The grape shrivel is a mystery to Keller and his colleagues from British Columbia to California. The strange thing is that it’s affecting red grapes in Washington, white grapes in Canada, and both types in California, says Keller.

Because the problem is so new and grape growers don’t want to broadcast the bad news, Keller is struggling to grasp what’s happening and where. What he does know is that it’s serious. In some vineyards up to 30 percent of the grapes can be affected. Oddly, it doesn’t impact all bunches of grapes on the vines, and vineyards that might have been affected last year aren’t showing the problems again this year, he says.
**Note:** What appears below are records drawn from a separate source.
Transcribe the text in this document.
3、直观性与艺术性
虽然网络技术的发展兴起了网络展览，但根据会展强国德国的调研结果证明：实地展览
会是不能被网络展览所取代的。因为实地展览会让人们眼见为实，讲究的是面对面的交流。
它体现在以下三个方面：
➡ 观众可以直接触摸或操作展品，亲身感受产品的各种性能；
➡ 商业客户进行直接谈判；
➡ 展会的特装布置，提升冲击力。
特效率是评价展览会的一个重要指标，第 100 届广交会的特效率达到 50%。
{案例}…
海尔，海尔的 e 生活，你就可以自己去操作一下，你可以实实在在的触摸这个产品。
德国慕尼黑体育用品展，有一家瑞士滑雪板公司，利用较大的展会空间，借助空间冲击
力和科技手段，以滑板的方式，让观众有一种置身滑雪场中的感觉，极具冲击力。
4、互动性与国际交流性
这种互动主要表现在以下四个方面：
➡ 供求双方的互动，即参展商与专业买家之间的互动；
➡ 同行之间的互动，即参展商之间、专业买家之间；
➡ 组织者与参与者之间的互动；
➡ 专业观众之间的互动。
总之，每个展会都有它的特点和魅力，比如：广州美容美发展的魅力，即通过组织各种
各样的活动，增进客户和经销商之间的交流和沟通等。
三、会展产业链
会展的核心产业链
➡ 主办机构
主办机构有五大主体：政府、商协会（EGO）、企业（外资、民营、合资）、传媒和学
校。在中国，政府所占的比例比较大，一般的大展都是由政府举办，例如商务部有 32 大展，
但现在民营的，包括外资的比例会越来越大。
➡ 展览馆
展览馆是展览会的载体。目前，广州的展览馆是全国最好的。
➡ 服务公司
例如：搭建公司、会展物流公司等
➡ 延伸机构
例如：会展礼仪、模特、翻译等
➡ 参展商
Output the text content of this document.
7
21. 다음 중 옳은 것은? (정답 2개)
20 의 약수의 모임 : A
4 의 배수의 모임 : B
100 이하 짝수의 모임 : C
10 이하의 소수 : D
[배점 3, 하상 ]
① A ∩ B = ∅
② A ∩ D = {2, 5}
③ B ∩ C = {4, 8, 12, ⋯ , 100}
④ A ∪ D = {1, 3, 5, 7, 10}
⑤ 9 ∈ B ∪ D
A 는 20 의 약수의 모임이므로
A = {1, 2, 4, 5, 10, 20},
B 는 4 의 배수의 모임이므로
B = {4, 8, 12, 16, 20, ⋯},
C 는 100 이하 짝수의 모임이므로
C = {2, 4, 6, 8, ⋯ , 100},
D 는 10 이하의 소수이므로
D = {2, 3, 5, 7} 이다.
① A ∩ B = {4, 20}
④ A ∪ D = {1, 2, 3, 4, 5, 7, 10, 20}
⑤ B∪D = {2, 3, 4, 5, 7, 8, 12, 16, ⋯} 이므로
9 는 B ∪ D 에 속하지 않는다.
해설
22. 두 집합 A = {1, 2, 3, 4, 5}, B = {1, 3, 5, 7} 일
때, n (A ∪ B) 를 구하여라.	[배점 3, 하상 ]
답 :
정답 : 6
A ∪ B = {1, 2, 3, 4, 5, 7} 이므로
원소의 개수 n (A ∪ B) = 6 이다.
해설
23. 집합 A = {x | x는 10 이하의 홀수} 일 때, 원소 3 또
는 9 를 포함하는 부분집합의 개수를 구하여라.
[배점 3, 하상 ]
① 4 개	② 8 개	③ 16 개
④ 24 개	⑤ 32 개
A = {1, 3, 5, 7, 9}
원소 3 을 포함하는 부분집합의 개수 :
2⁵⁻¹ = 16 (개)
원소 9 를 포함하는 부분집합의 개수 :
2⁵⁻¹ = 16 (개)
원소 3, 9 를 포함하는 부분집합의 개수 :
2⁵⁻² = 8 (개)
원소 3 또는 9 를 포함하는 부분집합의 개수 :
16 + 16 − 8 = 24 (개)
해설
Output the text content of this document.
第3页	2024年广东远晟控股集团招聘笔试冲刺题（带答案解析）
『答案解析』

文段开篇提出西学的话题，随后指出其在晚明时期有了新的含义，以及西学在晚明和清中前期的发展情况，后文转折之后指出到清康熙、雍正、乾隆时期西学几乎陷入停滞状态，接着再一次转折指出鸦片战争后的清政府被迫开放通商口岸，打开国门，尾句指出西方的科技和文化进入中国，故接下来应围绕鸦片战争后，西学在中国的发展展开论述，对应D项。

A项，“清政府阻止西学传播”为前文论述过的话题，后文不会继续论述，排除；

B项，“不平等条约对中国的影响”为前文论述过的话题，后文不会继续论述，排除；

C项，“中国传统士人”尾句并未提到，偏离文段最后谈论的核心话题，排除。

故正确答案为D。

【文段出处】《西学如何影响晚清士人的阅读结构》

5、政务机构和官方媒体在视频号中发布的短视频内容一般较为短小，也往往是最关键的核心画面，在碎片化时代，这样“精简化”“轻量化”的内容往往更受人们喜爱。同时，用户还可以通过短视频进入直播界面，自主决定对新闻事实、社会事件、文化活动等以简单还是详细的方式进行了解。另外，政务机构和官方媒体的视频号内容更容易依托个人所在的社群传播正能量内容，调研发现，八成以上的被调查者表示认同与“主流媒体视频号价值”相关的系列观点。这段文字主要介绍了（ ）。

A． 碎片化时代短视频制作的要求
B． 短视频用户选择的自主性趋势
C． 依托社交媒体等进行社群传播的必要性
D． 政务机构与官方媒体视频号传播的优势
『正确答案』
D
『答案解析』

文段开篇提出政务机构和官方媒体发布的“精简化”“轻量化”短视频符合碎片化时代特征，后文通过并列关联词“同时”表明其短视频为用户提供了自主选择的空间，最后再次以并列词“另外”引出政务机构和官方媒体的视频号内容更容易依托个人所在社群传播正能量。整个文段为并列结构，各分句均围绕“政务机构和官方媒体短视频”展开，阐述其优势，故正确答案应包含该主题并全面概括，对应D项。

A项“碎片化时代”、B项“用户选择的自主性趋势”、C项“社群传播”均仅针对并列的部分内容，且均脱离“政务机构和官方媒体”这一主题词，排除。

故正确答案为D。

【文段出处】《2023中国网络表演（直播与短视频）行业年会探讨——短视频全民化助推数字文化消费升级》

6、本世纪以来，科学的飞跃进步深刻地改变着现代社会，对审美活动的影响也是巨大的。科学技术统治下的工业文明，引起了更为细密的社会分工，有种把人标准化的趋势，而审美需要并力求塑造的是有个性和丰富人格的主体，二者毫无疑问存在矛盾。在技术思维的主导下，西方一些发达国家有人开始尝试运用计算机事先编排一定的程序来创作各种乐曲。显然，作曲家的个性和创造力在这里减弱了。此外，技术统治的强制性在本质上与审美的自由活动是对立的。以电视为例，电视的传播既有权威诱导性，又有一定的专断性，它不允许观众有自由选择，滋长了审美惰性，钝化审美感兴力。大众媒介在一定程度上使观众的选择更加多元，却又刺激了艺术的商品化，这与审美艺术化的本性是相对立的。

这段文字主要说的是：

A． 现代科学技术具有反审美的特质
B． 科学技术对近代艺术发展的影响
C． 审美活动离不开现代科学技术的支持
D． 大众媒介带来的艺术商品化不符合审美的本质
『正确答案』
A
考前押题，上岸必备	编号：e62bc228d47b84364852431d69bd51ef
This may be the most urgent research on Keller’s plate, but it’s hardly his only work. From the beginning, WSU has been in on the state’s wine action with Walt Clore’s grape trials, Chas Nagel’s tastings, Ray Folwell’s economic studies, and alumni who are now firmly planted in Washington’s wine business.

In the late 1990s, WSU began work with the wine industry to develop a viticulture and enology degree program. In 2001, the school created the Washington Viticulture and Enology Wine Consortium with Yakima Valley Community College, Walla Walla Community College, and WSU Tri-Cities, offering a bachelor’s degree in horticulture with a focus on wine. The WSU program currently serves 30 undergraduate students, as well as a small group of graduate students. “We anticipate the demand to grow as we see what kind of jobs these students get when they complete their degrees,” says William Hendrix, chair of WSU’s viticulture and enology program.

In 2003, WSU obtained $1 million in state funding to develop the wine program, adding faculty positions and room for more students. Other schools, such as U.C. Davis, have strong wine programs, but Washington needs students trained to grow grapes and make wine with Washington’s climate and soils, say the experts.

Meanwhile, the business school has retooled its beverage program to include a more deliberate focus on wines. Last year, professor of hospitality business management Dennis Reynolds invited the owner of Compass Wines in Anacortes, Wash., Doug Charles to speak to students about the role of wine in the hospitality industry.

Charles procures hard-to-find wines, particularly older Washington vintages. He hosts tastings offering top-line French Bordeaux alongside Washington’s reds. It’s a worthy comparison, he says. “Quality-wise, the best in Washington can measure up with the best anywhere else in the world.” The good thing is that the university recognizes that and has found ways to contribute, he says.